The problem currently is that private equity funders, banks and parent company funders used to backing traditional manufacturing often lack understanding of emerging technologies. This is a serious issue because techniques such as 3D printing and smart materials like graphene present big opportunities for manufacturers.

These technologies offer businesses the chance to capitalise on flexible, agile manufacturing systems and get products to market quickly. Taking an agile approach and manufacturing products close to your markets means you can respond quickly to changing demand or offer mass customisation. This means you can hold less stock and eliminates or reduces some of the risks in outsourcing manufacturing to the other side of the world.

Agile manufacturing meets the needs of increasingly well-informed customers. With access to the internet and mobile media, they are aware of new products and technology trends globally. This informs their buying decisions and manufacturers must adapt more quickly than previously.

Following the distributed approach, the manufacturer could develop a new product and produce it in batches as small as a single item. If the product succeeds, they could use a network of other manufacturers to meet the demand – sourcing them from the internet cloud and sending them the source code they need to produce the product under licence.

These sorts of innovations are already happening. For example, the aerospace industry is using 3D printing technology to reduce material content and speed up manufacturing for complex components.

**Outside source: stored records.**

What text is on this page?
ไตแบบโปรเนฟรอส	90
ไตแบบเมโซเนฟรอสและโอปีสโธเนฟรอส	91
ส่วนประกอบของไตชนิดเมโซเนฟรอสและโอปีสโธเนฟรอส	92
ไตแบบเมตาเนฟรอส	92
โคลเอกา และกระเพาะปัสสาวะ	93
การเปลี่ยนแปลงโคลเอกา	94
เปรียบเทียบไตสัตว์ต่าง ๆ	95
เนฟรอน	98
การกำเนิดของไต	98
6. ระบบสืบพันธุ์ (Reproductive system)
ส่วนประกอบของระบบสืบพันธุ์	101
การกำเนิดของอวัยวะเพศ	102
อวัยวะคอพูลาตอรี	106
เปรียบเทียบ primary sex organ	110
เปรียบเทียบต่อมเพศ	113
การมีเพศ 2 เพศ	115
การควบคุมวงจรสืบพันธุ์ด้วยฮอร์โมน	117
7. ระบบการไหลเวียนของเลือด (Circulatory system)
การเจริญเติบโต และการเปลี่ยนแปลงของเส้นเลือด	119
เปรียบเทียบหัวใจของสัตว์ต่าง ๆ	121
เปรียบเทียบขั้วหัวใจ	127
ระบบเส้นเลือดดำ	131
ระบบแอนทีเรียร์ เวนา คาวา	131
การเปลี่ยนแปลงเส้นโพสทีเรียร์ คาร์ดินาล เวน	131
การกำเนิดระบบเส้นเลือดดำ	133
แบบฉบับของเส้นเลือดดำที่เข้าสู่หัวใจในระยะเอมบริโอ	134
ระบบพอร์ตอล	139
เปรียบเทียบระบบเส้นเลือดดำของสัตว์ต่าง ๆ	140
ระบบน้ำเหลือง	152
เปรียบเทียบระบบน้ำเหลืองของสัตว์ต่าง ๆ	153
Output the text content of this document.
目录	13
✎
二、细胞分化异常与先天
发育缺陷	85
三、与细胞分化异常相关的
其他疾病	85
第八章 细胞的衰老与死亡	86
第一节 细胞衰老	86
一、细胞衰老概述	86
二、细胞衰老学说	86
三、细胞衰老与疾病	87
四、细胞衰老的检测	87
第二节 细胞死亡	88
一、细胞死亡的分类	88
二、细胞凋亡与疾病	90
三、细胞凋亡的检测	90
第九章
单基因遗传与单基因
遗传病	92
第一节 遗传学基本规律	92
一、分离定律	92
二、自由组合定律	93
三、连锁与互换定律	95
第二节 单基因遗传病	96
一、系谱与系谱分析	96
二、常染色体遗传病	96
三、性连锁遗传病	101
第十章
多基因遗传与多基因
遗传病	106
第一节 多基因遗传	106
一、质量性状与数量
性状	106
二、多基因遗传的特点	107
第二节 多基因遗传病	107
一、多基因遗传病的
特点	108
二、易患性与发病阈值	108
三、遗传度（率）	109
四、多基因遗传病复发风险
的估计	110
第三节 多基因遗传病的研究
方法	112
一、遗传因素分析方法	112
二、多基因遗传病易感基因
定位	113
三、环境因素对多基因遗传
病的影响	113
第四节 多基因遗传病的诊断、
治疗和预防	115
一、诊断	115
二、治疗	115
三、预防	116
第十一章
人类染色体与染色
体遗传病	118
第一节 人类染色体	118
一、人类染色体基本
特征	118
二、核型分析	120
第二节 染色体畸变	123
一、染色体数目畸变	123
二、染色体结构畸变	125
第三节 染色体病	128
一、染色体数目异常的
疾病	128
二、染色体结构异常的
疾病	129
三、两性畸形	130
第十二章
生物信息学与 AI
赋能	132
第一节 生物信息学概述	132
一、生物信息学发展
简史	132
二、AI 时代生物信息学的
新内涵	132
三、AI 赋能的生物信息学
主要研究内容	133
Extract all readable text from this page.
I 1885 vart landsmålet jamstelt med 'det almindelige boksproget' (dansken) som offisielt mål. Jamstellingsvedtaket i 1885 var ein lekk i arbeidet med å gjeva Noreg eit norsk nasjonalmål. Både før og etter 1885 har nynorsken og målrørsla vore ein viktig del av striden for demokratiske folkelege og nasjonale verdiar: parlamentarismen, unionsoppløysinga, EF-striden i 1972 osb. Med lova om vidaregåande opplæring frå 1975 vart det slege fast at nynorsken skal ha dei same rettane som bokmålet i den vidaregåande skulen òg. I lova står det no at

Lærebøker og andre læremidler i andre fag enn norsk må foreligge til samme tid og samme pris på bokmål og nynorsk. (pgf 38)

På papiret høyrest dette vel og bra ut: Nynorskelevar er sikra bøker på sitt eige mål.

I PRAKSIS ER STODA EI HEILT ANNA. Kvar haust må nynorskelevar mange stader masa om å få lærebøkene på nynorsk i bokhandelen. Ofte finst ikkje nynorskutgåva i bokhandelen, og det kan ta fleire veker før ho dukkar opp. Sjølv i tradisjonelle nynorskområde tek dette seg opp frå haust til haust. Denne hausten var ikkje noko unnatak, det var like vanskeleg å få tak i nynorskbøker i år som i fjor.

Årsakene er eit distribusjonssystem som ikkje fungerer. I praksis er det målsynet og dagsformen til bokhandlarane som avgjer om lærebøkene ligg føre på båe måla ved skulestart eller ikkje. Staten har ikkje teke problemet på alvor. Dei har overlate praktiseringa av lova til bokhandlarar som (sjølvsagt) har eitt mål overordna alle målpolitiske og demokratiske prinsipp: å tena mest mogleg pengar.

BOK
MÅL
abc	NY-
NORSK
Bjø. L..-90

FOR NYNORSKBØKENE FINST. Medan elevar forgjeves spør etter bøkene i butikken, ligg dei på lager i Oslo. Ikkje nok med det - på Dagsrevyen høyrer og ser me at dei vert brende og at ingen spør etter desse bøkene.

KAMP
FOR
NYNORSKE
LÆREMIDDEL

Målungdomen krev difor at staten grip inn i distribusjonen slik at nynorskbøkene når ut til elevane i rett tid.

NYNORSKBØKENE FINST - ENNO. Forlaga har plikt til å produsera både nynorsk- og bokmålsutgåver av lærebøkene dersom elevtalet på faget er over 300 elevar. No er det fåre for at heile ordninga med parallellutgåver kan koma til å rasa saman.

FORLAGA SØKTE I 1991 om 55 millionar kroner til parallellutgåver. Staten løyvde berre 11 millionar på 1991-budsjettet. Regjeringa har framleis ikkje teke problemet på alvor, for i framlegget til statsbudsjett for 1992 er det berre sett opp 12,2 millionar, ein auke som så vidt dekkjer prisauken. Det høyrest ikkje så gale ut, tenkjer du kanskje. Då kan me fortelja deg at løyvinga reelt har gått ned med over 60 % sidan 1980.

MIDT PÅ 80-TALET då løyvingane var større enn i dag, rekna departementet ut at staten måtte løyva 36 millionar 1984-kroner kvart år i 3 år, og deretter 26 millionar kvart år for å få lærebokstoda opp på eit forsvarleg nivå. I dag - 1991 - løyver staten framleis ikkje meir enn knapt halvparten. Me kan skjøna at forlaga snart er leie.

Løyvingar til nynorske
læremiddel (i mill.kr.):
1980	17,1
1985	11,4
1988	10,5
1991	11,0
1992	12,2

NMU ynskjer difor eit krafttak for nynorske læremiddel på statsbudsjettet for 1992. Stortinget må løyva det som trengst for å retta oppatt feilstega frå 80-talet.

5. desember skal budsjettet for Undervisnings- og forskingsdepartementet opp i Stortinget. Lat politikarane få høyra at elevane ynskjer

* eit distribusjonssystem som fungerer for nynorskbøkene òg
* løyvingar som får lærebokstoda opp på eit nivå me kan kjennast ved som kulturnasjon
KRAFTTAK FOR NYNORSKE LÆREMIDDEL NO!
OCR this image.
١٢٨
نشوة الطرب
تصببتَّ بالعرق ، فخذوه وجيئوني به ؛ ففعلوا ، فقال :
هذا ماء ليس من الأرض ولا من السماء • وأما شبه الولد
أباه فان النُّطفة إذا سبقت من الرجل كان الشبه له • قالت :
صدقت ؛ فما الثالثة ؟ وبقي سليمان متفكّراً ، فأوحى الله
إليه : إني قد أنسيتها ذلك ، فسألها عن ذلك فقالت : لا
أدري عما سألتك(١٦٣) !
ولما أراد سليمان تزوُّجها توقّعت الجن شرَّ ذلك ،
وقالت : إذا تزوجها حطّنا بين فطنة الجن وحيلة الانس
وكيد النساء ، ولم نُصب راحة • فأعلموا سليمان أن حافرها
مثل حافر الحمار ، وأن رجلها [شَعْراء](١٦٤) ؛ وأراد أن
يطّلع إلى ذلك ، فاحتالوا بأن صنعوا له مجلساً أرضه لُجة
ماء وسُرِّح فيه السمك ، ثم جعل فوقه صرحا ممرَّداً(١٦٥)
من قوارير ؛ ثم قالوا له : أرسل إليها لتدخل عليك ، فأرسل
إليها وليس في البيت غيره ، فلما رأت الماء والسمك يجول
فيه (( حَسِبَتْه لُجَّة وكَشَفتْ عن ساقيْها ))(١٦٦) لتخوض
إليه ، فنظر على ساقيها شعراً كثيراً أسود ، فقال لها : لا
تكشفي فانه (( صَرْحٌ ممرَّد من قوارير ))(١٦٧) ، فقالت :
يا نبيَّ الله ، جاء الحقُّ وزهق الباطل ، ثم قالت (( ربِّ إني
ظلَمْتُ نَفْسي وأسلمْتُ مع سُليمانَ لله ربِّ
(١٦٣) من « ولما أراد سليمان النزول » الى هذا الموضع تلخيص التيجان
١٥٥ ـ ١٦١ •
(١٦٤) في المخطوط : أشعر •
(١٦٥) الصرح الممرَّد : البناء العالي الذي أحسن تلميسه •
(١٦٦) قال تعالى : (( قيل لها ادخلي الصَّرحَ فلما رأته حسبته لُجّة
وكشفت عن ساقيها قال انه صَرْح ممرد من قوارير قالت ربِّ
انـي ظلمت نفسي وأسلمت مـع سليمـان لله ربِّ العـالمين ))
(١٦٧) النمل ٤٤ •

The challenge for manufacturers who are embracing these sorts of opportunities is finding investors with the expertise to assess their potential – particularly as investors remain risk-averse.

If investors and manufacturers can get together behind new adaptable approaches to high-value manufacturing, there will be other knock-on benefits. These range from improved cash flow to re-shoring of manufacturing operations.

I’ve seen first-hand on Arup projects how manufacturing close to a customer in the UK has enabled businesses to be more reactive and resilient – with a resulting cash benefit. And I’m confident that if more investors can be matched with manufacturers taking these smart, adaptable approaches then the sector will prosper.